After this, the SAP data products that are shared will appear as external tables in Databricks, and Databricks shares that are granted to SAP will appear in the BDC catalog. It’s a one-time configuration – adding new data products to share later doesn’t require repeating the whole setup, just a share action on SAP side for each dataset.
-
In summary, technically the connector requires an up-to-date SAP BDC environment and a Unity Catalog Databricks workspace with internet connectivity. Most modern enterprises meeting the target use case (SAP ERP + Databricks usage) will be able to satisfy these requirements. SAP provides detailed guides to set up the connection, and because it’s mostly configuration, the time to enable this integration can be as short as a few hours once prerequisites are in place.
Conclusion
The SAP Business Data Cloud connector for Databricks represents a significant leap in SAP’s data strategy.
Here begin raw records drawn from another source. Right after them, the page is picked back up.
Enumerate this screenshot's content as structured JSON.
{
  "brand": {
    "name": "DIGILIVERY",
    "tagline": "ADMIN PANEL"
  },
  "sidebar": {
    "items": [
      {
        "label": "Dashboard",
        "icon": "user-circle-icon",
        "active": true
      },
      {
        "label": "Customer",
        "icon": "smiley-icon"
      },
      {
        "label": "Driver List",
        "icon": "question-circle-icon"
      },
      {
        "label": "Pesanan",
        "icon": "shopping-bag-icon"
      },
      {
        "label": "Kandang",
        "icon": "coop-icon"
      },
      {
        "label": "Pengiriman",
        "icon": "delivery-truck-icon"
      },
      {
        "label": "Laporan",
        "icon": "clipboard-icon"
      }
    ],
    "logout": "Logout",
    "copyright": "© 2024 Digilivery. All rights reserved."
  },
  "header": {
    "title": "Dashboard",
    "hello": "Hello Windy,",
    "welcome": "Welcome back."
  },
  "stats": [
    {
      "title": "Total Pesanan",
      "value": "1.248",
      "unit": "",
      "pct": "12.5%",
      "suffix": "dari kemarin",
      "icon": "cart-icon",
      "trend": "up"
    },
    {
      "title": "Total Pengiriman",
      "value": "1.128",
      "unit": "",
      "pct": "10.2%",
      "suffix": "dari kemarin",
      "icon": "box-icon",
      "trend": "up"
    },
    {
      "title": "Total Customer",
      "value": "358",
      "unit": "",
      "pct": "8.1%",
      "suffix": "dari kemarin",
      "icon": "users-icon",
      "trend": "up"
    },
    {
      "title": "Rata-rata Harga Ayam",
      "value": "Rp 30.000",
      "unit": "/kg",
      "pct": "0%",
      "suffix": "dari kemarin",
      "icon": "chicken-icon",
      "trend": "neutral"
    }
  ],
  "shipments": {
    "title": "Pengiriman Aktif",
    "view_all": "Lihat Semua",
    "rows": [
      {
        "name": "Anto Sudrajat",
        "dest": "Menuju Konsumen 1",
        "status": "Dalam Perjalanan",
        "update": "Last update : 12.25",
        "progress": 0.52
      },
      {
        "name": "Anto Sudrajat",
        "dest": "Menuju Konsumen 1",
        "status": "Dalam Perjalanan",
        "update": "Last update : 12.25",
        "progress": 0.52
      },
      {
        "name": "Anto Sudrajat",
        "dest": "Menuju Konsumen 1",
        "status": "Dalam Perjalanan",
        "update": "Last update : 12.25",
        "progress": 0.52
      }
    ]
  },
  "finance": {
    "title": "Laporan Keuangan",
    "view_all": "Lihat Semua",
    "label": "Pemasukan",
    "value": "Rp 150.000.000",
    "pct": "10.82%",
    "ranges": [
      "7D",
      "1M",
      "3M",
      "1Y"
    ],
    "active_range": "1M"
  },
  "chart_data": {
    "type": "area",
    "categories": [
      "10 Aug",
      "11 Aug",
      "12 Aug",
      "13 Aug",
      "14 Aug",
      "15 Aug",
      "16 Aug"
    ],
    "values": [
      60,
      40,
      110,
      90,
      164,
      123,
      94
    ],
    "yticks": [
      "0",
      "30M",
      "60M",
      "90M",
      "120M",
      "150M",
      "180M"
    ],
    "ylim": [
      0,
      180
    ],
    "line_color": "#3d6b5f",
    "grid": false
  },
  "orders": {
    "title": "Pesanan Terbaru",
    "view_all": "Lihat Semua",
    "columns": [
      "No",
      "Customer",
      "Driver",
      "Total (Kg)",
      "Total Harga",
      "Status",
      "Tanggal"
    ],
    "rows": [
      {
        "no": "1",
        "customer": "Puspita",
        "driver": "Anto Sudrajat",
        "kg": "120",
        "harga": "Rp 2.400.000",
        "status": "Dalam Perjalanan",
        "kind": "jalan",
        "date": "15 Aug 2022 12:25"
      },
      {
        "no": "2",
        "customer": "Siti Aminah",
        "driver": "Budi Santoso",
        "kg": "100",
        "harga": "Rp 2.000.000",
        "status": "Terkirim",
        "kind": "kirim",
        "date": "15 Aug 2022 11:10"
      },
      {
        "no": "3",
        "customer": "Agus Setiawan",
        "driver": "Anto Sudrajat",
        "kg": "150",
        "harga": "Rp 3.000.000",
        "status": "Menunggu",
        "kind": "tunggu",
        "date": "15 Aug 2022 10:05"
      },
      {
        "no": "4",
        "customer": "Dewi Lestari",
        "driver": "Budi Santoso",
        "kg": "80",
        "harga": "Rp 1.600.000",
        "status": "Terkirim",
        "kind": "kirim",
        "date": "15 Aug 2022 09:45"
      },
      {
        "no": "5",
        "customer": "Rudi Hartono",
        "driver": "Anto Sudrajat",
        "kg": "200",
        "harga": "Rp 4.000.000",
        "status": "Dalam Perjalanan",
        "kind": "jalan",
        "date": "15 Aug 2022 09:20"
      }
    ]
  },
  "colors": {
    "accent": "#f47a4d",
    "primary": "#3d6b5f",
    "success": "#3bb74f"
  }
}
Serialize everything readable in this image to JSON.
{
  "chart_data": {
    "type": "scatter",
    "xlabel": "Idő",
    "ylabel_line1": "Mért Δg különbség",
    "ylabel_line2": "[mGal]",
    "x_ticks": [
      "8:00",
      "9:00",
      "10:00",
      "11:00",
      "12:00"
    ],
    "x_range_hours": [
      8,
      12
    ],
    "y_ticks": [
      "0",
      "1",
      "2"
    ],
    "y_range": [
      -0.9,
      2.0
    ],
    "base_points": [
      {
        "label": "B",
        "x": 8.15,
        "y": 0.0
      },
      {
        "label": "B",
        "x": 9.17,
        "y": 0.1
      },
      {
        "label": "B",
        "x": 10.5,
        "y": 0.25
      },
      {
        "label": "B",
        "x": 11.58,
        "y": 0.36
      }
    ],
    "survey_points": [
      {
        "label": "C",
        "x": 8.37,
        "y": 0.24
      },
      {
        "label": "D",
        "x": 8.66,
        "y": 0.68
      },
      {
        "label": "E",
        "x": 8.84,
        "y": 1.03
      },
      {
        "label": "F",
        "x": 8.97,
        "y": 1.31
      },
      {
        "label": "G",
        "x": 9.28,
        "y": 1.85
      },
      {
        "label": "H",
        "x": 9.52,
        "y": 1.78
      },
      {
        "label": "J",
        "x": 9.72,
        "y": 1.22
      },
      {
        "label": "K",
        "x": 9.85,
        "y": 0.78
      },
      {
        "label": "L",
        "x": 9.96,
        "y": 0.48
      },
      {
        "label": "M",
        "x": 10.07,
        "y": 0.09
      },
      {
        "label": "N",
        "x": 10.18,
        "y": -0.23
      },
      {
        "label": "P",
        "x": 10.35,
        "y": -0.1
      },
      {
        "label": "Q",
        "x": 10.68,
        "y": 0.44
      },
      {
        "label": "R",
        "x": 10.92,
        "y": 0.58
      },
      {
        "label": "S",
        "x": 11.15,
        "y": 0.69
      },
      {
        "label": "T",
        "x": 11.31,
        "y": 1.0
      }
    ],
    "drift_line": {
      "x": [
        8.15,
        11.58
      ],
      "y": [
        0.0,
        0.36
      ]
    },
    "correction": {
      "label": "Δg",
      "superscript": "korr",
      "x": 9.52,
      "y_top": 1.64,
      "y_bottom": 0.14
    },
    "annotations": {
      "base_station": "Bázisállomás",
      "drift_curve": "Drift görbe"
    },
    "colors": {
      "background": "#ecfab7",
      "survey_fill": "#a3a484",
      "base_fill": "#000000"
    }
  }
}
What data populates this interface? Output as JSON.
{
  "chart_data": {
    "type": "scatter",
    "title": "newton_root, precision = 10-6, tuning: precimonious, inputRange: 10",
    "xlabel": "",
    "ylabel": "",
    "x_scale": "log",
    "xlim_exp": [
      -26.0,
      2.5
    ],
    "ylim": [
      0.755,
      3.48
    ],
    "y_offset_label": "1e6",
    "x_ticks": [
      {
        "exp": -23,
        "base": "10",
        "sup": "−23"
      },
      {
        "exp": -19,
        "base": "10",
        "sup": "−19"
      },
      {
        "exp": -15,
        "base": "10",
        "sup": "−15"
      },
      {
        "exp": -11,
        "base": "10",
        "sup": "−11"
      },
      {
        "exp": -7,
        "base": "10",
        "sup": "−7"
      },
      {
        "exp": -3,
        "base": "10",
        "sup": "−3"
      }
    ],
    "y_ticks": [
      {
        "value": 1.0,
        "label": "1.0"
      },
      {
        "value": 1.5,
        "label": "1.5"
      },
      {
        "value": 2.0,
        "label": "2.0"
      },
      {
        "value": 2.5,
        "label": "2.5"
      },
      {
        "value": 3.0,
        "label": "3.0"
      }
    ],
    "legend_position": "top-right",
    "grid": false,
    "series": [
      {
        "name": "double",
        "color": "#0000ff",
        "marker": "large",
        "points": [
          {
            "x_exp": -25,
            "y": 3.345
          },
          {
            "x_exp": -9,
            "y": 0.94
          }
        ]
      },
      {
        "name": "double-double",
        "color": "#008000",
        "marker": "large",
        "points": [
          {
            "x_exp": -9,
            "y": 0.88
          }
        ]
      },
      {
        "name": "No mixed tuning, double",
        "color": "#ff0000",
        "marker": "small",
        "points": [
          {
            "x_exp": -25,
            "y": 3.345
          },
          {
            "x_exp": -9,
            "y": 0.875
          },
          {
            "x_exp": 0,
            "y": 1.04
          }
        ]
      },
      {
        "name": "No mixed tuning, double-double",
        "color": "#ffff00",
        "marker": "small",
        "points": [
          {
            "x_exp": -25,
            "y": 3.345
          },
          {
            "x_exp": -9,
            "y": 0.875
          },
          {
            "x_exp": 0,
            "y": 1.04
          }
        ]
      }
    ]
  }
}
It provides a deeply integrated yet open bridge between SAP’s world of structured, context-rich business data and the flexible, AI-ready world of Databricks and data lakehouses. For businesses, this means data no longer needs to be stuck in silos . SAP data can flow securely to where advanced analytics happen, and insights can flow back into SAP, all in a governed, efficient manner. By leveraging open standards (Delta Lake format, Delta Sharing protocol) and preserving the meaning of the data, SAP and Databricks enable enterprise AI and BI that’s both powerful and trustworthy. The connector is already generally available and delivering value, early adopters report faster development of AI solutions and more autonomous decision-making capabilities, since AI agents can now work with real-time SAP data alongside other sources. As SAP continues to enhance Business Data Cloud, we expect the integration with Databricks to grow even richer (supporting more scenarios and data types). In essence, SAP BDC Connect for Databricks is helping redefine what it means to have a unified data ecosystem: you get the best of SAP (business context, enterprise processes) and the best of Databricks (analytics scale, machine learning) in one synergistic environment. It’s a compelling example of an open data ecosystem unlocking business value from previously isolated data, paving the way for the intelligent, AI-powered enterprise that SAP envisions.